El Gran Sarrià es un cine al que acudo a menudo, solo o acompañado. Cuando lo abrieron, me alegré enormemente porque, con el Cinesa Diagonal, constituye un reducto de ocio que resuelve el ansia cinéfila de la zona. Soy, pues, un cliente fijo. Pero ni el uno ni el otro tratan a sus clientes como se merecen. Los someten a esperas innecesarias, les aplican horarios absurdos de apertura y desatienden algunos aspectos de su compleja organización. Por si eso fuera poco, el sistema de venta de entradas a través de cajeros o terminales falla, lo cual discrimina a la gente que no tiene por costumbre comprar con antelación y a los que, sin haberlo planificado, y practicando una concepción carpe diem de su tiempo libre, deciden que no estaría mal ir al cine.
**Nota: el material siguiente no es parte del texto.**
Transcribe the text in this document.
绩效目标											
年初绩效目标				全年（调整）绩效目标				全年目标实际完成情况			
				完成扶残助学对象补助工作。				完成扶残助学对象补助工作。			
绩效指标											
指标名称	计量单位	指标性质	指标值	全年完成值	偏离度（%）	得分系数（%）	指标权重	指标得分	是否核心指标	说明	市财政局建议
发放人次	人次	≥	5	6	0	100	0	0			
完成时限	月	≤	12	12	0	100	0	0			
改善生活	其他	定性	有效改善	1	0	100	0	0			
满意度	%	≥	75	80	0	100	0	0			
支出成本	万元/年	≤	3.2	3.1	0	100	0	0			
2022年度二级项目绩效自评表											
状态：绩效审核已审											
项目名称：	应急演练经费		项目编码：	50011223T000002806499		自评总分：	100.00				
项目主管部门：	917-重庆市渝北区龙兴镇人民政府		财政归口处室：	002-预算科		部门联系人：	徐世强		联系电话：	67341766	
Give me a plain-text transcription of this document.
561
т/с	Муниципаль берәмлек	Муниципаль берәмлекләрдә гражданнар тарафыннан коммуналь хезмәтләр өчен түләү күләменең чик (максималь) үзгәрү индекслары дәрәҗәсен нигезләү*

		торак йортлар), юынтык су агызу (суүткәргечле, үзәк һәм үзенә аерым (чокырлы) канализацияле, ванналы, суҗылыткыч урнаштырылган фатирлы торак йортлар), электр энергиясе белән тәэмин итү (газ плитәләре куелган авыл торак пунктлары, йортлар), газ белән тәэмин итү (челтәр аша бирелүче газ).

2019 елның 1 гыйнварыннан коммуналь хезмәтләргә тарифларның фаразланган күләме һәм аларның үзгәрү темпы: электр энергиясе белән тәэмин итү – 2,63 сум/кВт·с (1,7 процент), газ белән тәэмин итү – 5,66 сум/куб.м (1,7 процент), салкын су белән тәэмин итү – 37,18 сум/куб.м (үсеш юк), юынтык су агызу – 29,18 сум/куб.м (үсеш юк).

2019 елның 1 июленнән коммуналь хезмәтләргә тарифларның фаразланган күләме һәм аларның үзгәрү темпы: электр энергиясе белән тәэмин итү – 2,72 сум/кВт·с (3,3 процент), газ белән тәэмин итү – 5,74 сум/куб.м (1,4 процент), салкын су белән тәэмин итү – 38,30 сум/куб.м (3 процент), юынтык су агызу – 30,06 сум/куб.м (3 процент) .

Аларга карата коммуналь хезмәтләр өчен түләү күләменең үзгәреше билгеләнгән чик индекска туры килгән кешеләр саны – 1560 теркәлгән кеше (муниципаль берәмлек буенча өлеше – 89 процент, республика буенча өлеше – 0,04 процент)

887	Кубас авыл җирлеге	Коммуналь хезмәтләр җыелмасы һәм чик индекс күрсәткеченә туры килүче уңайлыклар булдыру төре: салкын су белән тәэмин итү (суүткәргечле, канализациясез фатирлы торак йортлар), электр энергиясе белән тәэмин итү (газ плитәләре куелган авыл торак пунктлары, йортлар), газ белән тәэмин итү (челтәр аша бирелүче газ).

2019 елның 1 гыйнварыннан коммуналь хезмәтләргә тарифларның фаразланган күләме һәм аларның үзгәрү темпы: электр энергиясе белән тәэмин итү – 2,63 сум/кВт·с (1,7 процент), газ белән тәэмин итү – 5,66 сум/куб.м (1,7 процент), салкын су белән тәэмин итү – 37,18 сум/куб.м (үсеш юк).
El trato que recibe el espectador adicto a la industria del ocio deja mucho que desear. En los conciertos de rock, tras castigarte con un sistema de adquisición de entradas inspirado en las colas soviéticas, te tratan como a ganado y, en algunos casos, ponen en peligro tu integridad física fomentando carreras, estampidas, soponcios y empujones. En el tan vilipendiado fútbol, si se aplicaran los criterios de algunos cines, las catástrofes serían diarias. El teatro se salva de la epidemia porque el público está mentalizado y compra la entrada con antelación, entre otras razones porque no suele tener problemas. Con las de cine, en cambio, las incidencias se repiten (sobre todo los festivos) incluso pagando y siendo previsor. Y que conste que no es la primera vez que eso me ocurre. Y que no soy el único. En la cola, me encontré con personas indignadas, algunas de las cuales me rogaron que escribiera un artículo para dejar constancia de tanta incompetencia por un lado y de tanta impotencia por otro. Va por ustedes.